Thirteen Christian groups have decided to become “unrecognized” groups at Vanderbilt this year because they can’t in good conscience pretend that they won’t make belief-based decisions about who’s going to lead their groups (or their Bible studies, for that matter). Vandy just released two documents explaining how these unrecognized groups must operate:

    • Student groups cannot have any members from other colleges or anywhere outside Vanderbilt, despite the fact that they’re no longer official groups and should be able to associate with whomever they want.
    • They may not use the Vanderbilt name. Perhaps Vanderbilt Catholic, the largest group to be driven away, could call itself “V*nd*rb*lt Catholic”?
    • In an odd twist of logic, the same groups must “state prominently in all print and online materials that [they are] not a registered student organization at Vanderbilt University.” That’s going to be awfully difficult without using the name “Vanderbilt.”
    • They may not use university email listservs, presumably because it would be too burdensome for Vanderbilt to let unrecognized groups use this circa 1986 technology.
    • They may not participate in registered student organization fairs, which is where most freshmen go to find out about groups on campus. Perhaps the groups could use a little fish symbol to indicate their meeting places?
    • Speaking of meeting places, they may reserve campus space, but the reservation “should not be of recurring nature (such as weekly or monthly meetings).”
    • They may not place flyers in the student centers. After all, we know that printed material can lead to violent revolution!

If Provost McCarty doesn’t believe that the sum total of these restrictions constitutes discrimination against certain religious groups, I’d hate to see what he does think is discriminatory.

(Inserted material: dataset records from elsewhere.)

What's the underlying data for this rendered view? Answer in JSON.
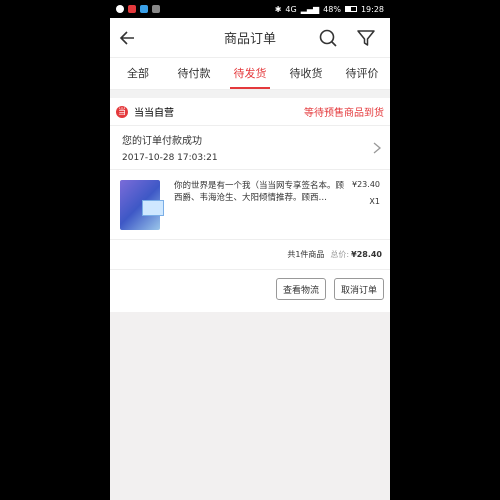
{
  "status_bar": {
    "network": "4G",
    "battery": "48%",
    "time": "19:28"
  },
  "header": {
    "title": "商品订单"
  },
  "tabs": [
    {
      "label": "全部",
      "active": false
    },
    {
      "label": "待付款",
      "active": false
    },
    {
      "label": "待发货",
      "active": true
    },
    {
      "label": "待收货",
      "active": false
    },
    {
      "label": "待评价",
      "active": false
    }
  ],
  "shop": {
    "logo": "当",
    "name": "当当自营",
    "status": "等待预售商品到货"
  },
  "order_info": {
    "message": "您的订单付款成功",
    "datetime": "2017-10-28 17:03:21"
  },
  "item": {
    "title": "你的世界是有一个我（当当网专享签名本。顾西爵、韦海沧生、大阳倾情推荐。顾西…",
    "price": "¥23.40",
    "quantity": "X1"
  },
  "summary": {
    "count_text": "共1件商品",
    "total_label": "总价:",
    "total_amount": "¥28.40"
  },
  "buttons": {
    "logistics": "查看物流",
    "cancel": "取消订单"
  },
  "colors": {
    "accent": "#e4393c"
  }
}
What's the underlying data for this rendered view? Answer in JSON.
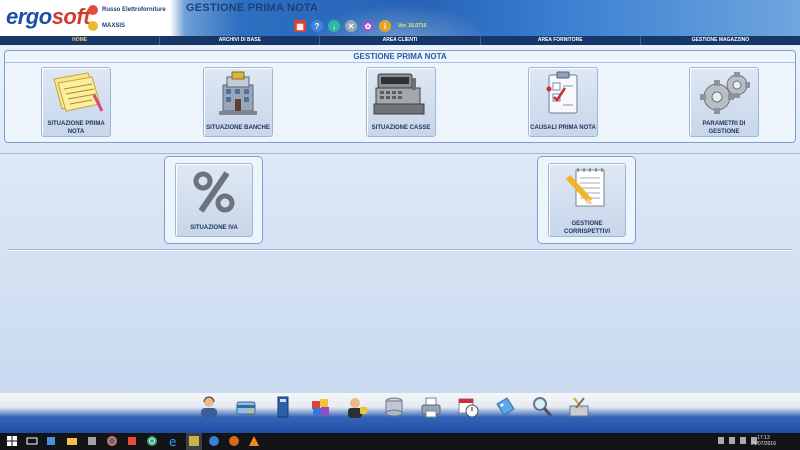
{
  "header": {
    "logo_part1": "ergo",
    "logo_part2": "soft",
    "company_name": "Russo Elettroforniture",
    "username": "MAXSIS",
    "app_title": "GESTIONE PRIMA NOTA",
    "version": "Ver. 16.0710",
    "toolbar_icons": [
      "calculator-icon",
      "help-icon",
      "download-icon",
      "close-icon",
      "settings-icon",
      "info-icon"
    ]
  },
  "menubar": {
    "items": [
      {
        "label": "HOME"
      },
      {
        "label": "ARCHIVI DI BASE"
      },
      {
        "label": "AREA CLIENTI"
      },
      {
        "label": "AREA FORNITORE"
      },
      {
        "label": "GESTIONE MAGAZZINO"
      }
    ],
    "active_index": 0
  },
  "main": {
    "panel_title": "GESTIONE PRIMA NOTA",
    "tiles": [
      {
        "line1": "SITUAZIONE PRIMA",
        "line2": "NOTA",
        "icon": "notepad-icon"
      },
      {
        "line1": "SITUAZIONE BANCHE",
        "line2": "",
        "icon": "bank-building-icon"
      },
      {
        "line1": "SITUAZIONE CASSE",
        "line2": "",
        "icon": "cash-register-icon"
      },
      {
        "line1": "CAUSALI PRIMA NOTA",
        "line2": "",
        "icon": "checklist-icon"
      },
      {
        "line1": "PARAMETRI DI",
        "line2": "GESTIONE",
        "icon": "gears-icon"
      }
    ],
    "tiles_row2": [
      {
        "line1": "SITUAZIONE IVA",
        "line2": "",
        "icon": "percent-icon"
      },
      {
        "line1": "GESTIONE",
        "line2": "CORRISPETTIVI",
        "icon": "notepad-pencil-icon"
      }
    ]
  },
  "dock": {
    "icons": [
      "user-support-icon",
      "credit-card-icon",
      "book-icon",
      "apps-icon",
      "security-user-icon",
      "database-icon",
      "printer-icon",
      "calendar-clock-icon",
      "tag-icon",
      "search-magnifier-icon",
      "toolbox-icon"
    ]
  },
  "taskbar": {
    "time": "17:13",
    "date": "21/07/2016"
  },
  "colors": {
    "header_blue": "#2663b6",
    "menubar_bg": "#17376a",
    "active_menu": "#f2d460",
    "tile_text": "#1f3358",
    "panel_title": "#2a5aa5"
  }
}
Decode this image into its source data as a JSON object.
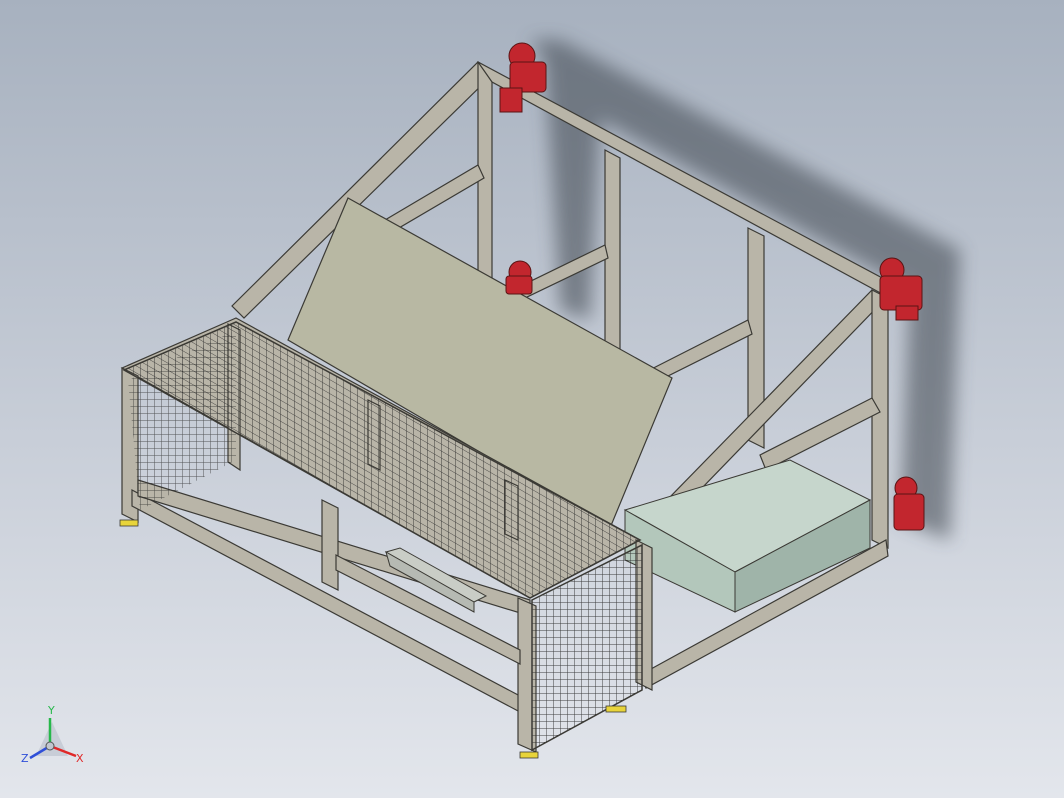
{
  "viewport": {
    "background_top": "#a7b1bf",
    "background_bottom": "#e3e6ec"
  },
  "colors": {
    "frame_fill": "#b9b5a8",
    "frame_stroke": "#3b3a35",
    "frame_dark": "#8f8b80",
    "panel_fill": "#b8b8a3",
    "box_fill": "#b3c7bb",
    "box_side": "#9fb4a9",
    "tray_fill": "#b6bab3",
    "caster_red": "#c2262e",
    "foot_yellow": "#e8d43a",
    "mesh": "#2b2b2b",
    "shadow": "#3e454d"
  },
  "icons": {
    "casters": "wheel-caster-icon",
    "triad": "coordinate-triad-icon"
  },
  "triad": {
    "y_label": "Y",
    "x_label": "X",
    "z_label": "Z",
    "y_color": "#27b84b",
    "x_color": "#e02828",
    "z_color": "#2f4fd8"
  }
}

CLS v. Martinez did not require public universities — and certainly not private universities like Vanderbilt — to adopt “accept all comers to all groups” policies like the one Vanderbilt is claiming to enact. (I say “claiming” because Vandy has decided that its powerful fraternities and sororities can go right on discriminating on the basis of sex.) This policy is purely a political decision on Vanderbilt’s part.

Even more creepily, though, it’s also a religious decision by Vanderbilt, a supposedly secular university. Vanderbilt is declaring that if your religious beliefs don’t agree with the university’s beliefs about how religion should work, you’re no longer to be treated equally on its campus. Simply put, Vanderbilt has decided that its own beliefs about religion are more important than its students’ beliefs. If I were a student in one of Vanderbilt’s surviving religious groups, I know what I’d be wondering: which one of my religious beliefs might be next up on the administration’s chopping block?

Robert Shibley is the senior vice president of the Foundation for Individual Rights in Education (FIRE).